The Magma program "RealCoClass.m" in the Links is independent of the data file "ipad_freq_real" by M. R. Bush. It computes the first five terms, 180527768 inclusively, in precisely 14 days of CPU time on an Intel Core i7 4790 quadcore processor with clock rate 4.0 GHz.

Examples

			We have cc(M)=1 for d=32009, cc(M)=2 for d=214712, cc(M)=3 for d=710652, cc(M)=4 for d=8127208, cc(M)=5 for d=180527768. The Magma script "SiftRealIPADs.m" produces a table "IpadFreqReal" of minimal discriminants for each IPAD from the file ipad_freq_real. This table admits the determination of the term a(n) of the sequence A379524. For instance: According to the FORMULA, the table contains three candidates for a(4) with cc(M)=4 and thus cc(M)+1=5=log_3(3^5)=log_3(#[9,27])=log_3(h_3(L_2)) with the second largest 3-class number h_3(L_2) in the IPAD. They are 8321505 and 8491713 and 8127208. Thus the minimal discriminant is a(4)=8127208.
		

References

  • M. R. Bush, ipad_freq_real, file with two lists, disclist and ipadlist, containing all IPADs of real quadratic fields K with 3-class group of rank 2 and discriminant d < 10^9, Washington and Lee Univ. Lexington, Virginia, 2015.

Crossrefs

Cf.
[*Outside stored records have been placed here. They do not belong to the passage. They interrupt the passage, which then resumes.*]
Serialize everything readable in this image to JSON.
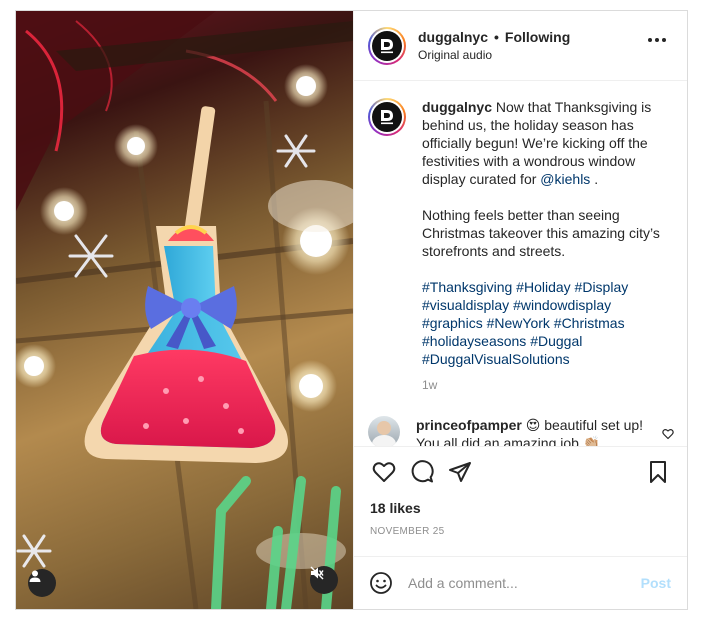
{
  "header": {
    "username": "duggalnyc",
    "separator": "•",
    "follow_status": "Following",
    "audio": "Original audio"
  },
  "caption": {
    "username": "duggalnyc",
    "text_1": "Now that Thanksgiving is behind us, the holiday season has officially begun! We’re kicking off the festivities with a wondrous window display curated for",
    "mention": "@kiehls",
    "text_1_end": ".",
    "text_2": "Nothing feels better than seeing Christmas takeover this amazing city’s storefronts and streets.",
    "hashtags": [
      "#Thanksgiving",
      "#Holiday",
      "#Display",
      "#visualdisplay",
      "#windowdisplay",
      "#graphics",
      "#NewYork",
      "#Christmas",
      "#holidayseasons",
      "#Duggal",
      "#DuggalVisualSolutions"
    ],
    "time": "1w"
  },
  "comment": {
    "username": "princeofpamper",
    "text": "😍 beautiful set up! You all did an amazing job 👏🏼"
  },
  "actions": {
    "likes": "18 likes",
    "date": "November 25"
  },
  "add_comment": {
    "placeholder": "Add a comment...",
    "post_label": "Post"
  },
  "colors": {
    "link": "#00376b",
    "post_button_disabled": "#b2dffc",
    "muted_text": "#8e8e8e"
  },
  "icons": {
    "more": "more-horizontal-icon",
    "like": "heart-icon",
    "comment": "comment-bubble-icon",
    "share": "paper-plane-icon",
    "save": "bookmark-icon",
    "emoji": "smiley-icon",
    "mute": "speaker-muted-icon",
    "tag": "user-tag-icon"
  }
}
A269318, A269319 (supersequences).

Programs

  • Magma
    // See Links section.

Formula

According to Theorem 3.12 on page 435 of "The distribution of second p-class groups on coclass graphs", the coclass of the group M is given by cc(M)+1=log_3(h_3(L_2)), where h_3(L_2) is the second largest 3-class number among the four unramified cyclic cubic extensions L_1,..,L_4 of the quadratic field K. Thus, cc(M) is determined uniquely by the IPAD of K.